Ne pas regarder en arrière, c’était justement le plus difficile, parce qu’Aldo prenait conscience que son gardien avait dû voir le jour quelque part dans le Bronx ou à Brooklyn et que son accent renforçait l’impression que le temps revenait où il avait vécu cette situation…
Néanmoins, il se remit en marche et grimpa dans le véhicule qui démarra aussitôt. Peu après, on le larguait sans trop de douceur en plein milieu de la porte Maillot ! Il ne lui restait plus qu’à prendre un taxi…
— Tu as rêvé ! conclut Adalbert, après avoir fait disparaître sa quatrième tasse de café.

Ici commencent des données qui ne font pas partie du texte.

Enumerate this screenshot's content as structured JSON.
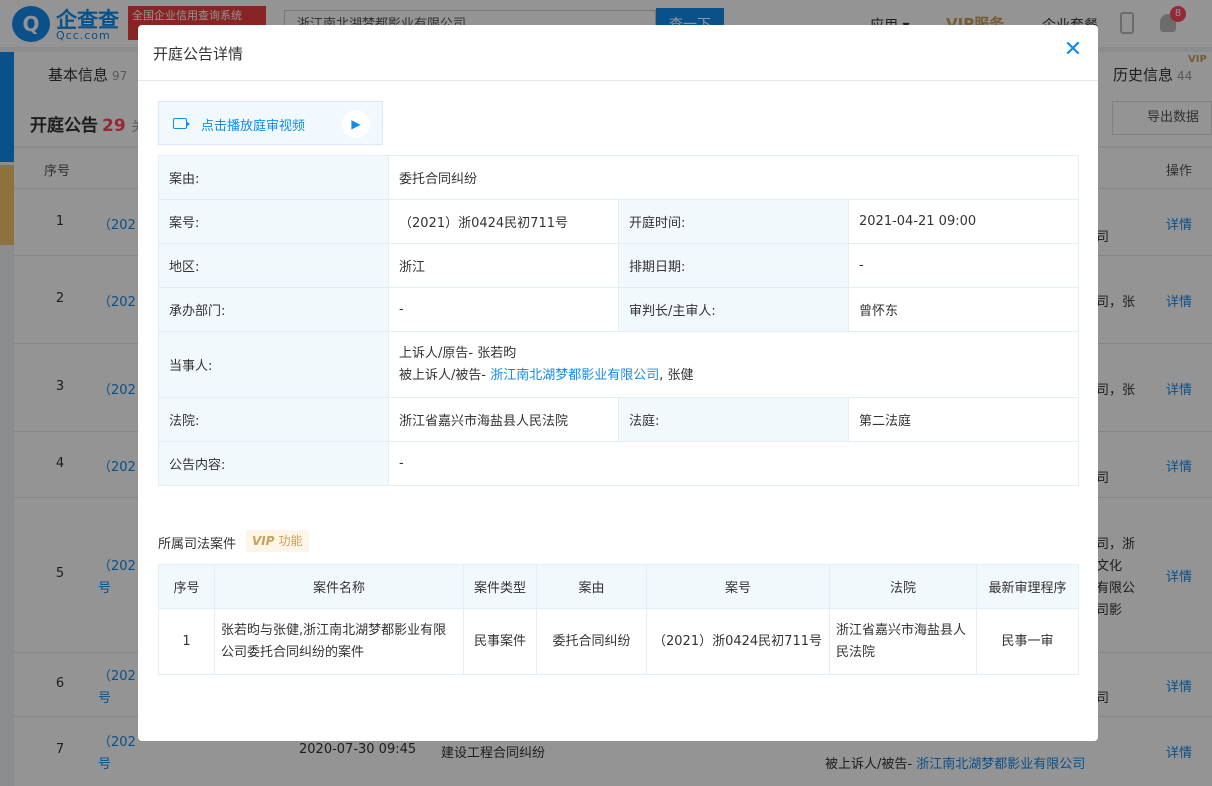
{
  "header": {
    "logo_text": "企查查",
    "logo_sub": "Qcc.com",
    "slogan": "全国企业信用查询系统",
    "search_value": "浙江南北湖梦都影业有限公司",
    "search_button": "查一下",
    "nav_app": "应用 ▾",
    "nav_vip": "VIP服务",
    "nav_enterprise": "企业套餐",
    "notification_count": "8"
  },
  "tabs": {
    "basic_label": "基本信息",
    "basic_count": "97",
    "history_label": "历史信息",
    "history_count": "44",
    "vip_tag": "VIP"
  },
  "section": {
    "title": "开庭公告",
    "count": "29",
    "title_suffix": "关",
    "export_label": "导出数据"
  },
  "bg_table": {
    "seq_header": "序号",
    "action_header": "操作",
    "rows": [
      {
        "seq": "1",
        "case": "（202",
        "detail": "详情",
        "side": "司"
      },
      {
        "seq": "2",
        "case": "（202",
        "detail": "详情",
        "side": "司，张"
      },
      {
        "seq": "3",
        "case": "（202",
        "detail": "详情",
        "side": "司，张"
      },
      {
        "seq": "4",
        "case": "（202",
        "detail": "详情",
        "side": "司"
      },
      {
        "seq": "5",
        "case": "（202",
        "case2": "号",
        "detail": "详情",
        "side": "司，浙",
        "side2": "文化",
        "side3": "有限公",
        "side4": "司影"
      },
      {
        "seq": "6",
        "case": "（202",
        "case2": "号",
        "detail": "详情",
        "side": "司"
      },
      {
        "seq": "7",
        "case": "（202",
        "case2": "号",
        "date": "2020-07-30 09:45",
        "reason": "建设工程合同纠纷",
        "party": "被上诉人/被告-",
        "party_company": "浙江南北湖梦都影业有限公司",
        "detail": "详情"
      }
    ]
  },
  "modal": {
    "title": "开庭公告详情",
    "video_label": "点击播放庭审视频",
    "fields": {
      "case_reason_label": "案由:",
      "case_reason": "委托合同纠纷",
      "case_no_label": "案号:",
      "case_no": "（2021）浙0424民初711号",
      "hearing_time_label": "开庭时间:",
      "hearing_time": "2021-04-21 09:00",
      "region_label": "地区:",
      "region": "浙江",
      "schedule_date_label": "排期日期:",
      "schedule_date": "-",
      "dept_label": "承办部门:",
      "dept": "-",
      "judge_label": "审判长/主审人:",
      "judge": "曾怀东",
      "parties_label": "当事人:",
      "plaintiff_line": "上诉人/原告- 张若昀",
      "defendant_prefix": "被上诉人/被告-",
      "defendant_company": "浙江南北湖梦都影业有限公司",
      "defendant_suffix": ", 张健",
      "court_label": "法院:",
      "court": "浙江省嘉兴市海盐县人民法院",
      "courtroom_label": "法庭:",
      "courtroom": "第二法庭",
      "content_label": "公告内容:",
      "content": "-"
    },
    "related": {
      "title": "所属司法案件",
      "vip_badge": "VIP",
      "vip_text": "功能",
      "headers": [
        "序号",
        "案件名称",
        "案件类型",
        "案由",
        "案号",
        "法院",
        "最新审理程序"
      ],
      "rows": [
        {
          "seq": "1",
          "name": "张若昀与张健,浙江南北湖梦都影业有限公司委托合同纠纷的案件",
          "type": "民事案件",
          "reason": "委托合同纠纷",
          "case_no": "（2021）浙0424民初711号",
          "court": "浙江省嘉兴市海盐县人民法院",
          "procedure": "民事一审"
        }
      ]
    }
  }
}
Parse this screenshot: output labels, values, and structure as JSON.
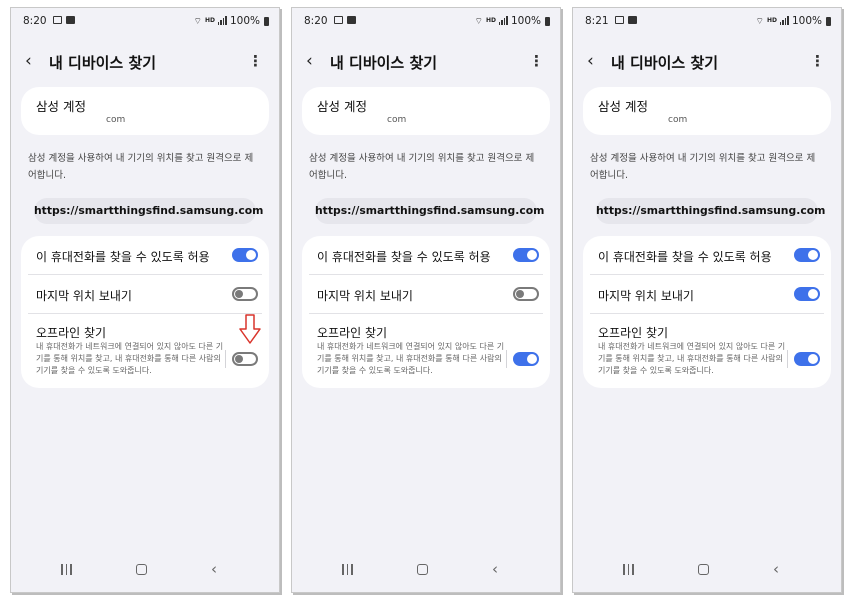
{
  "screens": [
    {
      "status": {
        "time": "8:20",
        "hd": "HD",
        "battery": "100%"
      },
      "header": {
        "back": "‹",
        "title": "내 디바이스 찾기",
        "more": "⋮"
      },
      "account": {
        "label": "삼성 계정",
        "email": "com"
      },
      "description": "삼성 계정을 사용하여 내 기기의 위치를 찾고 원격으로 제어합니다.",
      "url": "https://smartthingsfind.samsung.com",
      "settings": [
        {
          "label": "이 휴대전화를 찾을 수 있도록 허용",
          "on": true
        },
        {
          "label": "마지막 위치 보내기",
          "on": false
        },
        {
          "label": "오프라인 찾기",
          "description": "내 휴대전화가 네트워크에 연결되어 있지 않아도 다른 기기를 통해 위치를 찾고, 내 휴대전화를 통해 다른 사람의 기기를 찾을 수 있도록 도와줍니다.",
          "on": false
        }
      ],
      "highlight_arrow": true
    },
    {
      "status": {
        "time": "8:20",
        "hd": "HD",
        "battery": "100%"
      },
      "header": {
        "back": "‹",
        "title": "내 디바이스 찾기",
        "more": "⋮"
      },
      "account": {
        "label": "삼성 계정",
        "email": "com"
      },
      "description": "삼성 계정을 사용하여 내 기기의 위치를 찾고 원격으로 제어합니다.",
      "url": "https://smartthingsfind.samsung.com",
      "settings": [
        {
          "label": "이 휴대전화를 찾을 수 있도록 허용",
          "on": true
        },
        {
          "label": "마지막 위치 보내기",
          "on": false
        },
        {
          "label": "오프라인 찾기",
          "description": "내 휴대전화가 네트워크에 연결되어 있지 않아도 다른 기기를 통해 위치를 찾고, 내 휴대전화를 통해 다른 사람의 기기를 찾을 수 있도록 도와줍니다.",
          "on": true
        }
      ],
      "highlight_arrow": false
    },
    {
      "status": {
        "time": "8:21",
        "hd": "HD",
        "battery": "100%"
      },
      "header": {
        "back": "‹",
        "title": "내 디바이스 찾기",
        "more": "⋮"
      },
      "account": {
        "label": "삼성 계정",
        "email": "com"
      },
      "description": "삼성 계정을 사용하여 내 기기의 위치를 찾고 원격으로 제어합니다.",
      "url": "https://smartthingsfind.samsung.com",
      "settings": [
        {
          "label": "이 휴대전화를 찾을 수 있도록 허용",
          "on": true
        },
        {
          "label": "마지막 위치 보내기",
          "on": true
        },
        {
          "label": "오프라인 찾기",
          "description": "내 휴대전화가 네트워크에 연결되어 있지 않아도 다른 기기를 통해 위치를 찾고, 내 휴대전화를 통해 다른 사람의 기기를 찾을 수 있도록 도와줍니다.",
          "on": true
        }
      ],
      "highlight_arrow": false
    }
  ],
  "colors": {
    "toggle_on": "#3e71ea",
    "toggle_off": "#7a7a7a",
    "arrow": "#d9342b",
    "background": "#f2f2f7"
  },
  "icons": {
    "back": "chevron-left-icon",
    "more": "more-vertical-icon",
    "arrow": "down-arrow-icon",
    "nav_recent": "recent-apps-icon",
    "nav_home": "home-icon",
    "nav_back": "back-icon"
  }
}
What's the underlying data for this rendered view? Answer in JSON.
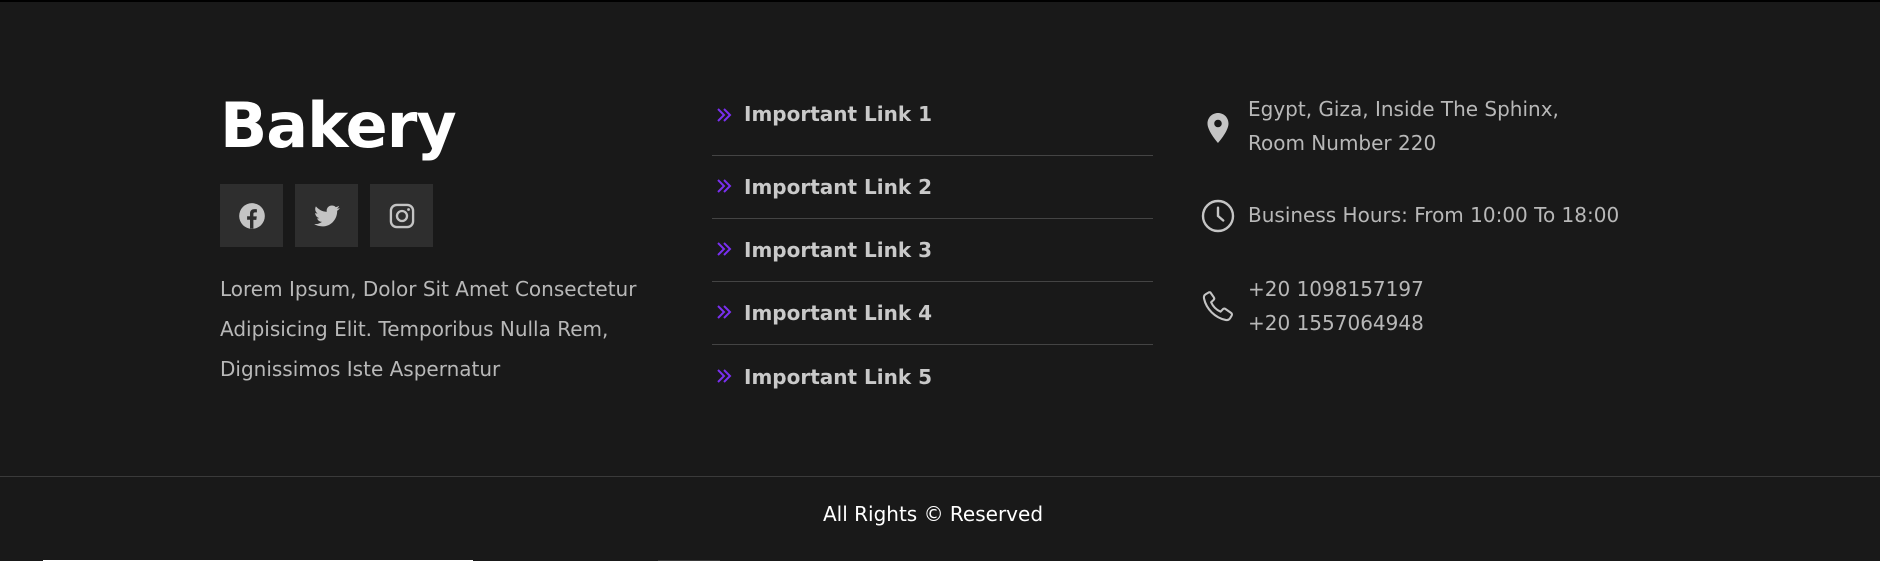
{
  "brand": {
    "title": "Bakery",
    "description": "Lorem Ipsum, Dolor Sit Amet Consectetur Adipisicing Elit. Temporibus Nulla Rem, Dignissimos Iste Aspernatur"
  },
  "socials": [
    {
      "icon": "facebook-icon"
    },
    {
      "icon": "twitter-icon"
    },
    {
      "icon": "instagram-icon"
    }
  ],
  "links": [
    {
      "label": "Important Link 1"
    },
    {
      "label": "Important Link 2"
    },
    {
      "label": "Important Link 3"
    },
    {
      "label": "Important Link 4"
    },
    {
      "label": "Important Link 5"
    }
  ],
  "contact": {
    "address": "Egypt, Giza, Inside The Sphinx, Room Number 220",
    "hours": "Business Hours: From 10:00 To 18:00",
    "phone_1": "+20 1098157197",
    "phone_2": "+20 1557064948"
  },
  "footer": {
    "copyright": "All Rights © Reserved"
  },
  "colors": {
    "background": "#191919",
    "accent": "#7a2ff0",
    "text_muted": "#b8b8b8",
    "social_bg": "#2e2e2e"
  }
}
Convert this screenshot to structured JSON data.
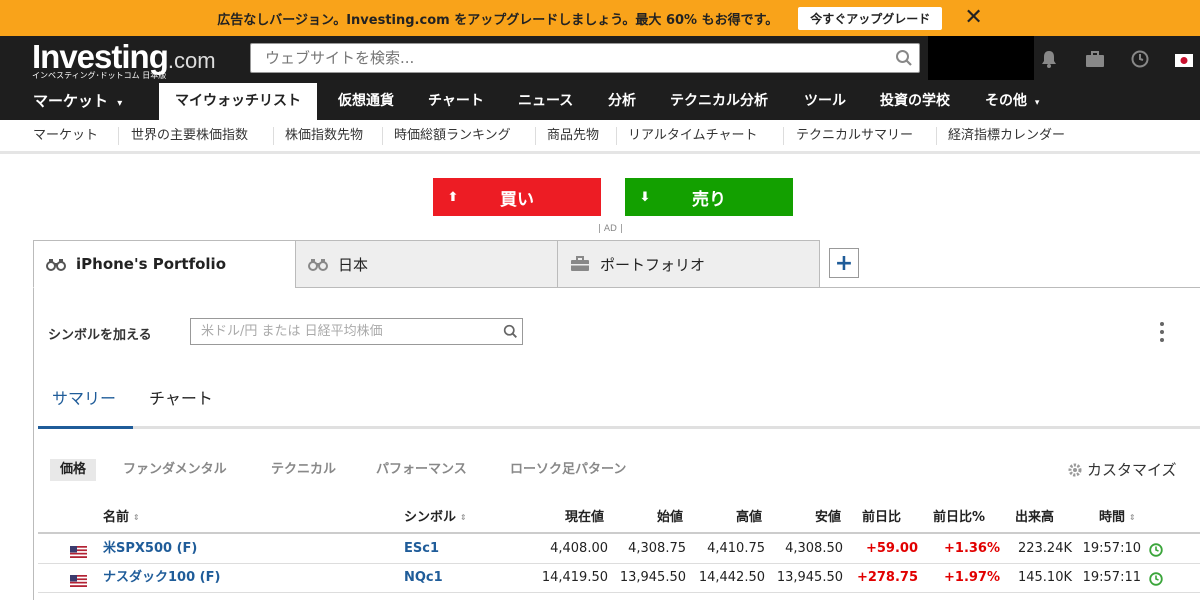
{
  "promo": {
    "text": "広告なしバージョン。Investing.com をアップグレードしましょう。最大 60% もお得です。",
    "button": "今すぐアップグレード",
    "close": "✕"
  },
  "header": {
    "logo_main": "Investing",
    "logo_com": ".com",
    "logo_sub": "インベスティング･ドットコム 日本版",
    "search_placeholder": "ウェブサイトを検索..."
  },
  "nav": {
    "items": [
      "マーケット",
      "マイウォッチリスト",
      "仮想通貨",
      "チャート",
      "ニュース",
      "分析",
      "テクニカル分析",
      "ツール",
      "投資の学校",
      "その他"
    ]
  },
  "subnav": {
    "items": [
      "マーケット",
      "世界の主要株価指数",
      "株価指数先物",
      "時価総額ランキング",
      "商品先物",
      "リアルタイムチャート",
      "テクニカルサマリー",
      "経済指標カレンダー"
    ]
  },
  "trade": {
    "buy": "買い",
    "sell": "売り",
    "ad": "| AD |"
  },
  "portfolio_tabs": [
    "iPhone's Portfolio",
    "日本",
    "ポートフォリオ"
  ],
  "add_tab": "+",
  "add_symbol": {
    "label": "シンボルを加える",
    "placeholder": "米ドル/円 または 日経平均株価"
  },
  "view_tabs": [
    "サマリー",
    "チャート"
  ],
  "filters": [
    "価格",
    "ファンダメンタル",
    "テクニカル",
    "パフォーマンス",
    "ローソク足パターン"
  ],
  "customize": "カスタマイズ",
  "table": {
    "headers": [
      "名前",
      "シンボル",
      "現在値",
      "始値",
      "高値",
      "安値",
      "前日比",
      "前日比%",
      "出来高",
      "時間"
    ],
    "rows": [
      {
        "name": "米SPX500 (F)",
        "symbol": "ESc1",
        "last": "4,408.00",
        "open": "4,308.75",
        "high": "4,410.75",
        "low": "4,308.50",
        "chg": "+59.00",
        "chg_pct": "+1.36%",
        "vol": "223.24K",
        "time": "19:57:10"
      },
      {
        "name": "ナスダック100 (F)",
        "symbol": "NQc1",
        "last": "14,419.50",
        "open": "13,945.50",
        "high": "14,442.50",
        "low": "13,945.50",
        "chg": "+278.75",
        "chg_pct": "+1.97%",
        "vol": "145.10K",
        "time": "19:57:11"
      }
    ]
  },
  "colors": {
    "promo": "#f9a31a",
    "header": "#1e1e1e",
    "buy": "#ed1c24",
    "sell": "#13a000",
    "link": "#1f5c99",
    "up": "#e10000"
  }
}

Il était arrivé deux heures plus tôt rue Alfred-de-Vigny, appelé en urgence par Marie-Angéline, et depuis n’avait pas cessé de faire l’ours en cage, monologuant, envoyant au diable l’Académie des inscriptions et se reprochant ce qu’il considérait comme un abandon de poste devant l’ennemi. Tant et si bien que Mme de Sommières, agacée, avait fini par lui ordonner de s’asseoir et lui avait fait servir un « en-cas » dans l’espoir de l’occuper un moment.